Looking outside the academic community, the research that we propose will potentially benefit: (i) members of society suffering from neurological disorders, such as epilepsy and schizophrenia; (ii) clinicians involved in the diagnosis and treatment of neurological disorders; (iii) manufacturers of magnetic resonance compatible electroencephalography systems; (iv) manufacturers of magnetic resonance imaging scanners.
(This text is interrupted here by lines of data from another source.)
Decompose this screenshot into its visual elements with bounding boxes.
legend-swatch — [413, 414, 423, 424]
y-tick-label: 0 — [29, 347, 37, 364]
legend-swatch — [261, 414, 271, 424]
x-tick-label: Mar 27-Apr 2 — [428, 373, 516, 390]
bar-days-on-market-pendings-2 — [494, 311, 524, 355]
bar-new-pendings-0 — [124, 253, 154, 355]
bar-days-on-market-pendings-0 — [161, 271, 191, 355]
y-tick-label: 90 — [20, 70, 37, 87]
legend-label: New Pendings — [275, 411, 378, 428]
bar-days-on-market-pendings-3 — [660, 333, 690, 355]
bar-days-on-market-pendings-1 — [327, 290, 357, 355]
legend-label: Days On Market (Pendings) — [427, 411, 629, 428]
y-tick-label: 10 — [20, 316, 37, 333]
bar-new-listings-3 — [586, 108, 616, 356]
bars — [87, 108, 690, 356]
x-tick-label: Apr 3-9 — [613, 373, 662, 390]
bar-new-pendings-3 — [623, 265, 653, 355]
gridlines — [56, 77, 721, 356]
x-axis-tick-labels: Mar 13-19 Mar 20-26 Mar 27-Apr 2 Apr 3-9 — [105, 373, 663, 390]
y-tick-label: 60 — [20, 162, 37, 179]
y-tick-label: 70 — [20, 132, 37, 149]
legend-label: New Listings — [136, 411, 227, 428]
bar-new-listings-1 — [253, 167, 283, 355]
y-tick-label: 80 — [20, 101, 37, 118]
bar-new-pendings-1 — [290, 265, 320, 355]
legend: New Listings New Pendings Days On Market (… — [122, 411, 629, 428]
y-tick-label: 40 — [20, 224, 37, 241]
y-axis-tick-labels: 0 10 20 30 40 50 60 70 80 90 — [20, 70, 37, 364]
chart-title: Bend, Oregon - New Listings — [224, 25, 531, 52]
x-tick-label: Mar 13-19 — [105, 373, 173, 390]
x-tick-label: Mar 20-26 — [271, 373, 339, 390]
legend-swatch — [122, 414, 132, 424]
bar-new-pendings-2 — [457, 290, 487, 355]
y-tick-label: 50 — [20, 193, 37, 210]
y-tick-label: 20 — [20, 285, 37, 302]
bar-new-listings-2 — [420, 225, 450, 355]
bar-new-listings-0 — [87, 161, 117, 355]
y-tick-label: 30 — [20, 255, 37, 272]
These benefits will arise from the proposed development of better methods and hardware for making EEG recordings during concurrent fMRI which will improve the quality of EEG/fMRI data available to researchers and clinicians. Particular outcomes of the proposed work which will generate this impact include: (I) identification of the best way of positioning the subject and EEG cabling in the scanner so as to limit the magnitude of artefacts; (II) provision of EEG cap designs which reduce the magnitude of the gradient and pulse artefacts at source; (III) provision of new artefact correction methods that can cope with the effect of subject movement; (IV) availability of improved post-processing methods for analysing EEG data recorded during concurrent fMRI. Outcomes I, III & IV would be disseminated to EEG/fMRI users through journal publications and conference presentations and by making available any software developments through standard means (download from SPMMRC website as a plug-in to EEGLAB). Outcome II would be implemented via the manufacturers of MR-compatible EEG systems. Best practice recommendation by MR scanner and EEG system manufacturers would also facilitate dissemination of the other outcomes.

Availability of better quality EEG recordings made during concurrent fMRI data will increase the range of potential uses of simultaneous EEG-fMRI, thus benefiting the manufacturers of MR-compatible EEG systems, and to a lesser extent, MR scanner providers. More importantly, our proposed research should lead to increased opportunities for employing EEG-fMRI in research and clinical studies of patients with neurological disorders. This should not only provide benefits to patients through better diagnosis and treatment, but may also save costs for health organisations around the world.